= Decision-matrix method =

Pugh concept selection

The decision-matrix method, also Pugh method or Pugh concept selection, invented by Stuart Pugh, is a qualitative technique used to rank the multi-dimensional options of an option set. It is frequently used in engineering for making design decisions but can also be used to rank investment options, vendor options, product options or any other set of multidimensional entities.
==Definition==
A basic decision matrix consists of establishing a set of criteria and a group of potential candidate designs. One of these is a reference candidate design. The other designs are then compared to this reference design and being ranked as better, worse, or same based on each criterion. The number of times "better" and "worse" appeared for each design is then displayed, but not summed up.
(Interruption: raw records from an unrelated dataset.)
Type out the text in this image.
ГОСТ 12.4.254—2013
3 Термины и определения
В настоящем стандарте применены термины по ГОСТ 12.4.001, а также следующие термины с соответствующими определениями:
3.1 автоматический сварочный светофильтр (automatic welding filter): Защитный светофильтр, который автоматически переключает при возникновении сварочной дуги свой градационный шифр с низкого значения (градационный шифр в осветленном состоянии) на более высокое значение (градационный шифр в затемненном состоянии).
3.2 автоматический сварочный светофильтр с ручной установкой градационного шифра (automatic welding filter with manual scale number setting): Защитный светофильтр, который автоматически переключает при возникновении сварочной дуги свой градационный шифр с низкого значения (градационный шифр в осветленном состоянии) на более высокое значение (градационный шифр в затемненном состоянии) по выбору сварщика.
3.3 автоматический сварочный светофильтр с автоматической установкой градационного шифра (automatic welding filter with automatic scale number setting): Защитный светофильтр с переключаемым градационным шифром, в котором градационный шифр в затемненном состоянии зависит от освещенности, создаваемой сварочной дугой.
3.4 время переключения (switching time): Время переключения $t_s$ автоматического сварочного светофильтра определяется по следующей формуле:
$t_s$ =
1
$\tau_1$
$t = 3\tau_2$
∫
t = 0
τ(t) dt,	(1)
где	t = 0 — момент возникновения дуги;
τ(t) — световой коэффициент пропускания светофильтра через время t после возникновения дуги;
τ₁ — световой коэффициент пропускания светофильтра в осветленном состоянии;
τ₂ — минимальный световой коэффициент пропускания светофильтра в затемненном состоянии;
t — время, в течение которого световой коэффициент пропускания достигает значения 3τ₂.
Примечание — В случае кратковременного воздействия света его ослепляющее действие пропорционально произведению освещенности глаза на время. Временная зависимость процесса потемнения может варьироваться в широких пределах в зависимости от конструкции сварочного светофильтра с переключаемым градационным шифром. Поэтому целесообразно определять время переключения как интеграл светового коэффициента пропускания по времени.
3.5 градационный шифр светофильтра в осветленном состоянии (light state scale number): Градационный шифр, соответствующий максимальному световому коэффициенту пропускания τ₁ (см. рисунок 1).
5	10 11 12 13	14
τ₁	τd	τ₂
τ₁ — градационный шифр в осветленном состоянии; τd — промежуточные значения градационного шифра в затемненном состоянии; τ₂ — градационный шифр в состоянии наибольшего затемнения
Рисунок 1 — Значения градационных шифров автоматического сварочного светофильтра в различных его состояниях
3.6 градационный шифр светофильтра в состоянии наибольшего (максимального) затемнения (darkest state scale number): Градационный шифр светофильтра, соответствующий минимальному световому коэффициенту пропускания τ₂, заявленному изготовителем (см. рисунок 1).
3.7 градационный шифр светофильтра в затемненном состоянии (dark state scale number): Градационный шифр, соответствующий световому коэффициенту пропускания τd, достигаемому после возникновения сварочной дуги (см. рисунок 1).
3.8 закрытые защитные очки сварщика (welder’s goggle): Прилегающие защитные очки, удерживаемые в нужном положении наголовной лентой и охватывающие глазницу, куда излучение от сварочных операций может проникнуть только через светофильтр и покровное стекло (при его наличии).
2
A weighted decision matrix operates in the same way as the basic decision matrix but introduces the concept of weighting the criteria in order of importance. The more important the criterion the higher the weighting it should be given.

==Advantages==
The advantage of the decision-making matrix is that it encourages self-reflection amongst the members of a design team to analyze each candidate with a minimized bias (for team members can be biased towards certain designs, such as their own). Another advantage of this method is that sensitivity studies can be performed. An example of this might be to see how much your opinion would have to change in order for a lower ranked alternative to outrank a competing alternative.

==Disadvantages==
However, there are some important disadvantages of the decision-matrix method:
- The list of criteria options is arbitrary. There is no way to know a priori if the list is complete; it is likely that important criteria are missing.
- Conversely, it is possible that less important criteria are included, causing decision makers to be distracted and biased in their choice of options.
- Scoring methods, even with weighting, tend to equalize all the requirements. But a few requirements are "must haves". If enough minor criteria are listed, it is possible for them to add up and select an option that misses a "must have" requirement.
- The values assigned to each option are guesses, not based on any quantitative measurements. In fact the entire decision matrix can create the impression of being scientific, even though it requires no quantitative measurements of anything at all.

==Morphological analysis==
Morphological analysis is another form of a decision matrix employing a multi-dimensional configuration space linked by way of logical relationships.